Bombalamaların ve sivillere yönelik toplu katliamların Direniş’i ve Filistin halkının ruhunu sarsmadığını gören Siyonistler, 27 Ekim’de Gazze’de kara operasyonlarına devam etme kararı aldı. Bu operasyonların sonucu, Gazze topraklarını Siyonist işgalciler için aşılmaz bir kaleye dönüştüren Direniş savaşçıları tarafından 150-200 arası İsrail ordusu zırhlısının imha edilmesi ve belirtilmeyen sayıda askerin etkisiz hale getirilmesi oldu. (İsrailli bir kaynağa göre İsrail ordusu kayıpları 10 bini geçmiş durumda)
Aynı zamanda, Direniş, Gazzze’ den hariç Batı Şeria ve Güney Lübnan’daki Siyonistlere karşı yeni savaş cepheleri açarak onları yerleşim birimlerini boşaltmaya ve askeri kuvvetlerinin büyük bir bölümünü oraya göndermeye zorladı.
Siyonistler daha önce Gazze’ye yaptıkları tüm işgâllerde hedeflerinin “Hamas’ın yok edilmesi” olduğunu açıklamışlardı. Bunu başaramamakla kalmadılar, 2023 yılında en büyük bölümünü Hamas’ın oluşturduğu Direniş her zamankinden daha güçlü olarak hareketlerin inisiyatifini ele geçirdi ve Siyonistleri askerî üsleri ve yerleşim yerleri içinde vurdu.

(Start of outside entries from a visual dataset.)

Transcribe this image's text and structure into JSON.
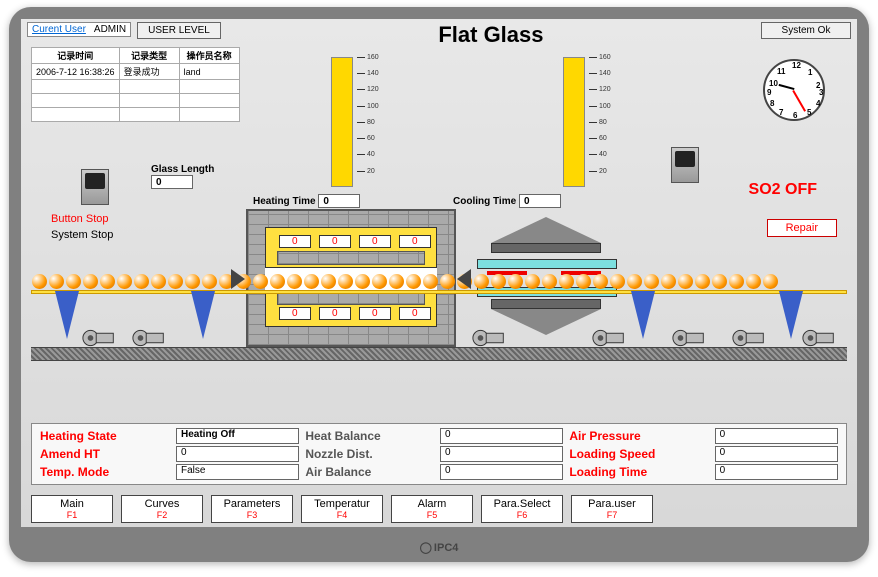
{
  "header": {
    "user_label": "Curent User",
    "user_value": "ADMIN",
    "level_btn": "USER LEVEL",
    "title": "Flat Glass",
    "system_btn": "System Ok"
  },
  "log_table": {
    "headers": [
      "记录时间",
      "记录类型",
      "操作员名称"
    ],
    "rows": [
      [
        "2006-7-12 16:38:26",
        "登录成功",
        "land"
      ]
    ]
  },
  "glass_length": {
    "label": "Glass Length",
    "value": "0"
  },
  "heating_time": {
    "label": "Heating Time",
    "value": "0"
  },
  "cooling_time": {
    "label": "Cooling Time",
    "value": "0"
  },
  "so2": "SO2 OFF",
  "stop": {
    "button": "Button Stop",
    "system": "System Stop"
  },
  "repair": "Repair",
  "heater_vals": [
    "0",
    "0",
    "0",
    "0",
    "0",
    "0",
    "0",
    "0"
  ],
  "scale": {
    "max": 160,
    "step": 20
  },
  "params": {
    "heating_state": {
      "label": "Heating State",
      "value": "Heating Off"
    },
    "heat_balance": {
      "label": "Heat Balance",
      "value": "0"
    },
    "air_pressure": {
      "label": "Air Pressure",
      "value": "0"
    },
    "amend_ht": {
      "label": "Amend  HT",
      "value": "0"
    },
    "nozzle_dist": {
      "label": "Nozzle Dist.",
      "value": "0"
    },
    "loading_speed": {
      "label": "Loading Speed",
      "value": "0"
    },
    "temp_mode": {
      "label": "Temp.   Mode",
      "value": "False"
    },
    "air_balance": {
      "label": "Air Balance",
      "value": "0"
    },
    "loading_time": {
      "label": "Loading Time",
      "value": "0"
    }
  },
  "fkeys": [
    {
      "label": "Main",
      "key": "F1"
    },
    {
      "label": "Curves",
      "key": "F2"
    },
    {
      "label": "Parameters",
      "key": "F3"
    },
    {
      "label": "Temperatur",
      "key": "F4"
    },
    {
      "label": "Alarm",
      "key": "F5"
    },
    {
      "label": "Para.Select",
      "key": "F6"
    },
    {
      "label": "Para.user",
      "key": "F7"
    }
  ],
  "clock": {
    "hour_angle": 195,
    "minute_angle": 60
  },
  "colors": {
    "yellow": "#ffd800",
    "red": "#e00000",
    "cyan": "#7de0e0",
    "blue": "#3a5fc8",
    "brick": "#aaaaaa"
  }
}
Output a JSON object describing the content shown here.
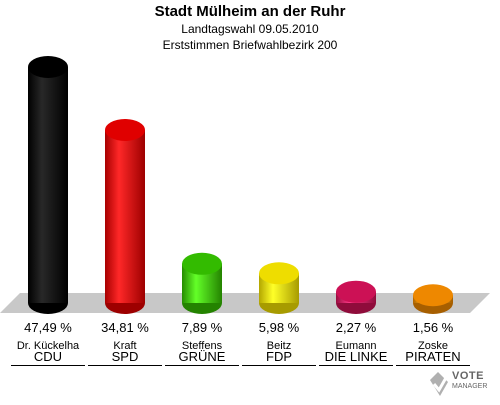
{
  "header": {
    "title": "Stadt Mülheim an der Ruhr",
    "subtitle1": "Landtagswahl 09.05.2010",
    "subtitle2": "Erststimmen Briefwahlbezirk 200"
  },
  "chart_data": {
    "type": "bar",
    "title": "Stadt Mülheim an der Ruhr",
    "categories": [
      "CDU",
      "SPD",
      "GRÜNE",
      "FDP",
      "DIE LINKE",
      "PIRATEN"
    ],
    "candidates": [
      "Dr. Kückelha",
      "Kraft",
      "Steffens",
      "Beitz",
      "Eumann",
      "Zoske"
    ],
    "values": [
      47.49,
      34.81,
      7.89,
      5.98,
      2.27,
      1.56
    ],
    "value_labels": [
      "47,49 %",
      "34,81 %",
      "7,89 %",
      "5,98 %",
      "2,27 %",
      "1,56 %"
    ],
    "colors": [
      "#000000",
      "#e00000",
      "#33bb00",
      "#eedd00",
      "#cc1155",
      "#ee8800"
    ],
    "ylim": [
      0,
      50
    ],
    "grid": false
  },
  "logo": {
    "line1": "VOTE",
    "line2": "MANAGER"
  }
}
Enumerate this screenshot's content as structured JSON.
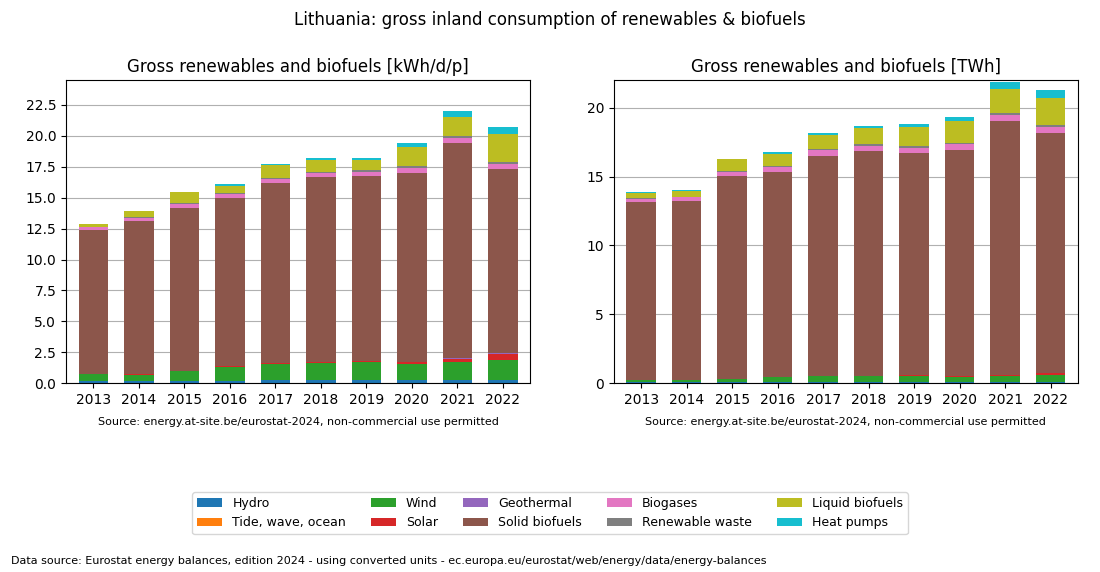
{
  "title": "Lithuania: gross inland consumption of renewables & biofuels",
  "annotations": [
    "Data source: Eurostat energy balances, edition 2024 - using converted units - ec.europa.eu/eurostat/web/energy/data/energy-balances"
  ],
  "legend": "lower center",
  "chart_data": [
    {
      "type": "bar",
      "stacked": true,
      "grid": true,
      "title": "Gross renewables and biofuels [kWh/d/p]",
      "annotations": [
        "Source: energy.at-site.be/eurostat-2024, non-commercial use permitted"
      ],
      "categories": [
        "2013",
        "2014",
        "2015",
        "2016",
        "2017",
        "2018",
        "2019",
        "2020",
        "2021",
        "2022"
      ],
      "ylim": [
        0,
        24.5
      ],
      "yticks": [
        0.0,
        2.5,
        5.0,
        7.5,
        10.0,
        12.5,
        15.0,
        17.5,
        20.0,
        22.5
      ],
      "series": [
        {
          "name": "Hydro",
          "values": [
            0.2,
            0.2,
            0.2,
            0.2,
            0.28,
            0.28,
            0.28,
            0.24,
            0.24,
            0.24
          ]
        },
        {
          "name": "Tide, wave, ocean",
          "values": [
            0.0,
            0.0,
            0.0,
            0.0,
            0.0,
            0.0,
            0.0,
            0.0,
            0.0,
            0.0
          ]
        },
        {
          "name": "Wind",
          "values": [
            0.55,
            0.5,
            0.75,
            1.1,
            1.3,
            1.35,
            1.4,
            1.3,
            1.45,
            1.65
          ]
        },
        {
          "name": "Solar",
          "values": [
            0.01,
            0.04,
            0.04,
            0.06,
            0.06,
            0.08,
            0.12,
            0.15,
            0.3,
            0.5
          ]
        },
        {
          "name": "Geothermal",
          "values": [
            0.0,
            0.0,
            0.0,
            0.02,
            0.02,
            0.02,
            0.02,
            0.02,
            0.02,
            0.02
          ]
        },
        {
          "name": "Solid biofuels",
          "values": [
            11.6,
            12.4,
            13.2,
            13.6,
            14.5,
            14.9,
            14.9,
            15.3,
            17.4,
            14.9
          ]
        },
        {
          "name": "Biogases",
          "values": [
            0.25,
            0.25,
            0.32,
            0.35,
            0.35,
            0.37,
            0.37,
            0.38,
            0.4,
            0.4
          ]
        },
        {
          "name": "Renewable waste",
          "values": [
            0.04,
            0.04,
            0.04,
            0.05,
            0.09,
            0.11,
            0.11,
            0.13,
            0.16,
            0.16
          ]
        },
        {
          "name": "Liquid biofuels",
          "values": [
            0.2,
            0.45,
            0.88,
            0.6,
            1.0,
            0.9,
            0.85,
            1.6,
            1.55,
            2.3
          ]
        },
        {
          "name": "Heat pumps",
          "values": [
            0.04,
            0.04,
            0.06,
            0.1,
            0.13,
            0.16,
            0.16,
            0.28,
            0.5,
            0.55
          ]
        }
      ]
    },
    {
      "type": "bar",
      "stacked": true,
      "grid": true,
      "title": "Gross renewables and biofuels [TWh]",
      "annotations": [
        "Source: energy.at-site.be/eurostat-2024, non-commercial use permitted"
      ],
      "categories": [
        "2013",
        "2014",
        "2015",
        "2016",
        "2017",
        "2018",
        "2019",
        "2020",
        "2021",
        "2022"
      ],
      "ylim": [
        0,
        22
      ],
      "yticks": [
        0,
        5,
        10,
        15,
        20
      ],
      "series": [
        {
          "name": "Hydro",
          "values": [
            0.06,
            0.06,
            0.06,
            0.06,
            0.08,
            0.08,
            0.08,
            0.07,
            0.07,
            0.07
          ]
        },
        {
          "name": "Tide, wave, ocean",
          "values": [
            0.0,
            0.0,
            0.0,
            0.0,
            0.0,
            0.0,
            0.0,
            0.0,
            0.0,
            0.0
          ]
        },
        {
          "name": "Wind",
          "values": [
            0.17,
            0.16,
            0.24,
            0.36,
            0.41,
            0.43,
            0.45,
            0.41,
            0.46,
            0.52
          ]
        },
        {
          "name": "Solar",
          "values": [
            0.0,
            0.01,
            0.01,
            0.02,
            0.02,
            0.03,
            0.04,
            0.05,
            0.09,
            0.16
          ]
        },
        {
          "name": "Geothermal",
          "values": [
            0.0,
            0.0,
            0.0,
            0.01,
            0.01,
            0.01,
            0.01,
            0.01,
            0.01,
            0.01
          ]
        },
        {
          "name": "Solid biofuels",
          "values": [
            12.9,
            13.0,
            14.7,
            14.9,
            16.0,
            16.3,
            16.1,
            16.4,
            18.4,
            17.4
          ]
        },
        {
          "name": "Biogases",
          "values": [
            0.26,
            0.26,
            0.34,
            0.37,
            0.37,
            0.39,
            0.39,
            0.39,
            0.41,
            0.41
          ]
        },
        {
          "name": "Renewable waste",
          "values": [
            0.04,
            0.04,
            0.04,
            0.05,
            0.1,
            0.11,
            0.11,
            0.13,
            0.16,
            0.16
          ]
        },
        {
          "name": "Liquid biofuels",
          "values": [
            0.4,
            0.43,
            0.85,
            0.9,
            1.05,
            1.15,
            1.45,
            1.6,
            1.75,
            2.0
          ]
        },
        {
          "name": "Heat pumps",
          "values": [
            0.04,
            0.04,
            0.06,
            0.1,
            0.13,
            0.16,
            0.16,
            0.28,
            0.5,
            0.55
          ]
        }
      ]
    }
  ]
}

Anglo-Amerikan hegemonyasında başı çeken ABD, İngiltere, Kanada, Fransa, İtalya, Almanya ve diğer emperyalist ülkeler Siyonistlere tam desteklerini ilân etmekte gecikmediler; ve tabiî işbirlikçileri. (Kimi işbirlikçiler de karşı görünme zarureti altında Filistincilik yaparak İsrail’e destek olmaya devam etmekte, AKP iktidarı gibi.)

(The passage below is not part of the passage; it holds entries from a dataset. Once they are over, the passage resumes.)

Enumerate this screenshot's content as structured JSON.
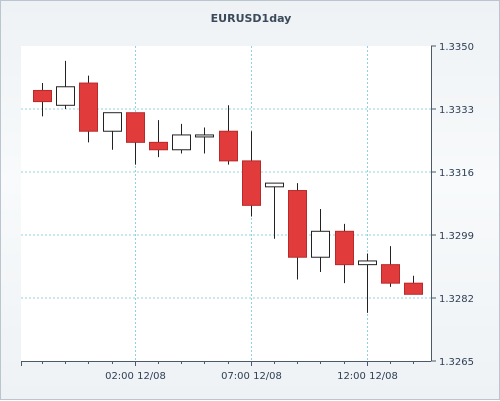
{
  "chart_data": {
    "type": "candlestick",
    "title": "EURUSD1day",
    "y_axis_position": "right",
    "ylim": [
      1.3265,
      1.335
    ],
    "y_ticks": [
      "1.3350",
      "1.3333",
      "1.3316",
      "1.3299",
      "1.3282",
      "1.3265"
    ],
    "x_ticks": [
      "02:00 12/08",
      "07:00 12/08",
      "12:00 12/08"
    ],
    "grid": true,
    "colors": {
      "up": "#ffffff",
      "down": "#e23b3b",
      "grid": "#8fd3df",
      "axis": "#4a5a6a"
    },
    "candles": [
      {
        "open": 1.3338,
        "high": 1.334,
        "low": 1.3331,
        "close": 1.3335
      },
      {
        "open": 1.3334,
        "high": 1.3346,
        "low": 1.3333,
        "close": 1.3339
      },
      {
        "open": 1.334,
        "high": 1.3342,
        "low": 1.3324,
        "close": 1.3327
      },
      {
        "open": 1.3327,
        "high": 1.3332,
        "low": 1.3322,
        "close": 1.3332
      },
      {
        "open": 1.3332,
        "high": 1.3332,
        "low": 1.3318,
        "close": 1.3324
      },
      {
        "open": 1.3324,
        "high": 1.333,
        "low": 1.332,
        "close": 1.3322
      },
      {
        "open": 1.3322,
        "high": 1.3329,
        "low": 1.3321,
        "close": 1.3326
      },
      {
        "open": 1.3326,
        "high": 1.3328,
        "low": 1.3321,
        "close": 1.3326
      },
      {
        "open": 1.3327,
        "high": 1.3334,
        "low": 1.3318,
        "close": 1.3319
      },
      {
        "open": 1.3319,
        "high": 1.3327,
        "low": 1.3304,
        "close": 1.3307
      },
      {
        "open": 1.3312,
        "high": 1.3313,
        "low": 1.3298,
        "close": 1.3313
      },
      {
        "open": 1.3311,
        "high": 1.3313,
        "low": 1.3287,
        "close": 1.3293
      },
      {
        "open": 1.3293,
        "high": 1.3306,
        "low": 1.3289,
        "close": 1.33
      },
      {
        "open": 1.33,
        "high": 1.3302,
        "low": 1.3286,
        "close": 1.3291
      },
      {
        "open": 1.3291,
        "high": 1.3294,
        "low": 1.3278,
        "close": 1.3292
      },
      {
        "open": 1.3291,
        "high": 1.3296,
        "low": 1.3285,
        "close": 1.3286
      },
      {
        "open": 1.3286,
        "high": 1.3288,
        "low": 1.3283,
        "close": 1.3283
      }
    ]
  }
}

Filistin halkı 75 yıldır özgürlüğü ve bağımsızlığı için mücadele ediyor. Filistin’de siyasî bağlantılar birkaç kez değişti, ancak özgürlük ve bağımsızlık arzusu bastırılamaz kaldı. Nesilden nesile aktarılır. Savaş alanında şehit düşenlerin yerini yeni savaşçılar alıyor. Hiç abartmadan Filistin halkının tüm insanlığın özgürlük ağacını suladığını söyleyebiliriz. İnsan onurunun, kararlılığının, cesaretinin ve fedakarlık isteğinin parlak bir işaretidir 7 Ekim.
Siyonistler, tüm dünyanın emperyalistlerini ve burjuva güçlerini yanlarında bulunduruyor.
Buna mukabil Filistin halkı, dünya çapında benzeri görülmemiş kitlesel gösterilere katılan, Filistin özgürlüğü ve Direnişiyle önyargısız bir şekilde dayanışma için haykıran yüz milyonlarca insana sahiptir. Antisiyonizm hiç bu kadar derin dip dalgası hâline gelmemişti.